The A’s training staff loosened up the knot before Parker’s next start and he responded by defeating the Seattle Mariners, giving up three runs over 6 1/3 innings. He was even better against the Kansas City Royals six days later, holding them to one run on four hits in seven innings of work.
In his past four starts, Parker has won three games, producing a 2.63 ERA.
“He’s staying consistently aggressive, staying down in the zone and keeping the crooked numbers off the board,” Norris said.
The A’s catcher said his battery-mate is particularly tough when he’s commanding his fastball because it sets up his change-up, which Young calls the second best among right-handed pitchers in the American League next to the Royals’ James Shields.

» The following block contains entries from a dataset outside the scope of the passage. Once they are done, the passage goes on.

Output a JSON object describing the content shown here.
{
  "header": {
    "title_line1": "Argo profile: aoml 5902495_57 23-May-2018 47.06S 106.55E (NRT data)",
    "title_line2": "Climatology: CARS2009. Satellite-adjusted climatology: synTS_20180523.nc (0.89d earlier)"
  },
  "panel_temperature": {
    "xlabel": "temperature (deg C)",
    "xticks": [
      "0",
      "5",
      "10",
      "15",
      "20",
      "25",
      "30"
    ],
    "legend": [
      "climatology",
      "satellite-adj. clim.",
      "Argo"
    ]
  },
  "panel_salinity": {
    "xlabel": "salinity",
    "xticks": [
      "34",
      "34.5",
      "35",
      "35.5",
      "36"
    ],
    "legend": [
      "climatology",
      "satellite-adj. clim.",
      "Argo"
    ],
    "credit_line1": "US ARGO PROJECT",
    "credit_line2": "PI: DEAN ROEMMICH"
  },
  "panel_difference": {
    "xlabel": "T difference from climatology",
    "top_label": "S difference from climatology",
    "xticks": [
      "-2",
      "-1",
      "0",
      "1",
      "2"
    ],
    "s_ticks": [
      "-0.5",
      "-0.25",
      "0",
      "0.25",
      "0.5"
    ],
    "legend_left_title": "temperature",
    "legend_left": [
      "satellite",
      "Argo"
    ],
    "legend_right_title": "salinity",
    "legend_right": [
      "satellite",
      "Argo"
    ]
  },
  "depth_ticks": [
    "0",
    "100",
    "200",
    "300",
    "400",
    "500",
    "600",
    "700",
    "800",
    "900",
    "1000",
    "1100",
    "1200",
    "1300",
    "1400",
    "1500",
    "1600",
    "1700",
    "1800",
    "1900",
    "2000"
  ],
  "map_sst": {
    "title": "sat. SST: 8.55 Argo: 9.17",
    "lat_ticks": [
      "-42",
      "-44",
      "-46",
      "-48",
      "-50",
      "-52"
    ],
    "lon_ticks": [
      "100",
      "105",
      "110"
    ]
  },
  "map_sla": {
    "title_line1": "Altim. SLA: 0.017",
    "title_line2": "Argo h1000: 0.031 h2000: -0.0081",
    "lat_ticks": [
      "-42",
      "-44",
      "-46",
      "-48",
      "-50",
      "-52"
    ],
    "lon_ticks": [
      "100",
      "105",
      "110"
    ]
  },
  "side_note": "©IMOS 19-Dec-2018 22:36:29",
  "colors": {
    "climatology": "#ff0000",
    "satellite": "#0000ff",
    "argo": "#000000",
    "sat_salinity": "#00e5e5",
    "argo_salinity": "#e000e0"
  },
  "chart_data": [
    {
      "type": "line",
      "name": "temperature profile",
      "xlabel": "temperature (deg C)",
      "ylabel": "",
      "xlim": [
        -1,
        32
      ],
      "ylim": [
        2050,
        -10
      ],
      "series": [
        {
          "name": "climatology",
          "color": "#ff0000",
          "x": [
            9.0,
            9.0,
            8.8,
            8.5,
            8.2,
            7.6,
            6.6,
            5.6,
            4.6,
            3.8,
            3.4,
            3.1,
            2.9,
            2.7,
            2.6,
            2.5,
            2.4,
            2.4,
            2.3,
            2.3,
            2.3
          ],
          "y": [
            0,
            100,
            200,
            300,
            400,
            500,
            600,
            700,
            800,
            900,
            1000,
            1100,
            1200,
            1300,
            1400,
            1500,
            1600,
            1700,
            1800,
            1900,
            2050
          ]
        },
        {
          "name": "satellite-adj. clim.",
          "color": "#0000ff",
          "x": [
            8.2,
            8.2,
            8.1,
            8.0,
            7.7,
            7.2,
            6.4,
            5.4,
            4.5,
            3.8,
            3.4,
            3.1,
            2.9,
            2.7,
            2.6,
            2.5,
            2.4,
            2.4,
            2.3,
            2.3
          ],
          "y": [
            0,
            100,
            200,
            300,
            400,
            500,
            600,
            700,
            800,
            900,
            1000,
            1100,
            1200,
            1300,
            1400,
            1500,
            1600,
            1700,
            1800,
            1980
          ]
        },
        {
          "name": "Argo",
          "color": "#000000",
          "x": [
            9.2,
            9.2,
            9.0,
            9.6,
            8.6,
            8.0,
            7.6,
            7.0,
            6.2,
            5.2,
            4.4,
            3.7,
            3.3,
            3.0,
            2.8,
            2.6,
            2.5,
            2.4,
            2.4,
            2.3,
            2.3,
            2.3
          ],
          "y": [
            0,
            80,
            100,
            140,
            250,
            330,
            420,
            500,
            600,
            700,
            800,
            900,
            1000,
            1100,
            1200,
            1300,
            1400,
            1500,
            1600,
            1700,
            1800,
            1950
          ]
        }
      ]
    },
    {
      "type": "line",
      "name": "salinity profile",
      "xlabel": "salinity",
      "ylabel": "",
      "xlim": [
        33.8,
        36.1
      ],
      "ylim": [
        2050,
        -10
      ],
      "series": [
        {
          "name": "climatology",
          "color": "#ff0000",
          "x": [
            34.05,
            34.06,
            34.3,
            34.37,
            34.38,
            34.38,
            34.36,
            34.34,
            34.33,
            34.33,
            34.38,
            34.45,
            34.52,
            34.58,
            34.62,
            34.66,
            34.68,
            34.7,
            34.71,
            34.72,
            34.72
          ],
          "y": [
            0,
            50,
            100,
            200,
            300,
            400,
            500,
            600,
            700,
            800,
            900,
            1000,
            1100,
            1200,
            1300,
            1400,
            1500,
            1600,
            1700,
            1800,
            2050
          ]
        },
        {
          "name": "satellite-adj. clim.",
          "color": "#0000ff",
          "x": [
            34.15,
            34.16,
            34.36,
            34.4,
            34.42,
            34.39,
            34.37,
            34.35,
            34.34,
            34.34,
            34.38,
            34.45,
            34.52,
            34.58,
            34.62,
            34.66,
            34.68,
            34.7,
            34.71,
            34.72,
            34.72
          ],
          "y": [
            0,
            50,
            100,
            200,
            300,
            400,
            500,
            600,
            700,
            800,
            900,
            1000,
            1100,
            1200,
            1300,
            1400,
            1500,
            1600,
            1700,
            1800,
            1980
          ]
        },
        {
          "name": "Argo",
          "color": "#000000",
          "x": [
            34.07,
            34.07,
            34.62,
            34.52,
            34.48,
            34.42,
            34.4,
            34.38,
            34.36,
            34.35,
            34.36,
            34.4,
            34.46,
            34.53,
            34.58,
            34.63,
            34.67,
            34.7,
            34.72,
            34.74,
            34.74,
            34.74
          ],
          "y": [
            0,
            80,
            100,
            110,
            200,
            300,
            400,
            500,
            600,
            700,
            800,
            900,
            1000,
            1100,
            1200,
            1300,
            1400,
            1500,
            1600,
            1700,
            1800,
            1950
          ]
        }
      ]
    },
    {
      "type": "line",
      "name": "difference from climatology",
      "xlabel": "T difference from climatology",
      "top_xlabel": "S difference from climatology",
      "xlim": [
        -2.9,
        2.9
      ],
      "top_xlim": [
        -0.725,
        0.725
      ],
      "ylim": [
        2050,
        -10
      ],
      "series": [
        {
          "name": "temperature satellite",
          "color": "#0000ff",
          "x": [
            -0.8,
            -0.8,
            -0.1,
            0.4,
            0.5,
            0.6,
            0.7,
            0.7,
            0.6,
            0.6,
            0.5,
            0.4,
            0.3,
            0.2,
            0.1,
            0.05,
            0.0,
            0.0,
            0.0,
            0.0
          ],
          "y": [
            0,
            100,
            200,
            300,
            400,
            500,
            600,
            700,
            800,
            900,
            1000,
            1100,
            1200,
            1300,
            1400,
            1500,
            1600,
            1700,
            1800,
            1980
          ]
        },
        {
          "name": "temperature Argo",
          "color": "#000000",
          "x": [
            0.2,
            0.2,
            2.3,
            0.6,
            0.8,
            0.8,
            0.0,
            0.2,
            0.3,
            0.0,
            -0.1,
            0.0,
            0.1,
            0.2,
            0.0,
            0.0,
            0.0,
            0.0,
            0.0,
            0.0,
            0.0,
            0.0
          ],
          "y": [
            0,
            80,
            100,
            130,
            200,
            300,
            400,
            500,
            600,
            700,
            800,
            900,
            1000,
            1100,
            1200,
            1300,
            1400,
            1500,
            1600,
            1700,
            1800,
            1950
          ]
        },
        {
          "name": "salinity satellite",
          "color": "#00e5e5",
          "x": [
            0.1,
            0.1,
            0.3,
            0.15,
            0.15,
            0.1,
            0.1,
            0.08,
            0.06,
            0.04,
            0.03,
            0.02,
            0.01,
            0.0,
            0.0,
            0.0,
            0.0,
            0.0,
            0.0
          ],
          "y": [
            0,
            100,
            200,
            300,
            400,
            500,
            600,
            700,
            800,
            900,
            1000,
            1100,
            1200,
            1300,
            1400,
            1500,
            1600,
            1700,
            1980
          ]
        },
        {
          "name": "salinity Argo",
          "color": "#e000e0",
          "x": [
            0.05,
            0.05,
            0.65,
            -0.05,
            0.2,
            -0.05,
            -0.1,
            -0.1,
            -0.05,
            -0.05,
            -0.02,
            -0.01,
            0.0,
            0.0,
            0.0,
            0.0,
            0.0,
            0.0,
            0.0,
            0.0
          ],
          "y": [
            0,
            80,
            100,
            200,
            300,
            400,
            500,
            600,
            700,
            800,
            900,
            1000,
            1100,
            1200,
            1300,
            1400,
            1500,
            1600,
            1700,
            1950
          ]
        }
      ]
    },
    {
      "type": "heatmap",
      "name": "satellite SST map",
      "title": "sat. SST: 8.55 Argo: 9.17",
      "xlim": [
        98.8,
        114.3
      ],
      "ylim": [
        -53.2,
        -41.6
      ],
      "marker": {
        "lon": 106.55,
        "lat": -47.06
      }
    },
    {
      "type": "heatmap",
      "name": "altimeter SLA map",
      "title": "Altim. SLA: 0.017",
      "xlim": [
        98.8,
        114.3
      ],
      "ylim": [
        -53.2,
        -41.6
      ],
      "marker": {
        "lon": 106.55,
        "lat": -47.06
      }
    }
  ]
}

“If he throws the [change-up] right down the middle of the plate, it’s either going to run in on your hands or go away from your hands and you have no way to pick,” he said.
Norris credited Parker for staying even-keeled during his cold stretch and he said he expects him to be a tough pitcher to hit against as the season progresses.
“A guy as talented as Jarrod is not going to all of a sudden just forget how to throw a baseball,” Norris said. “He knew he’d come out of it sooner or later.”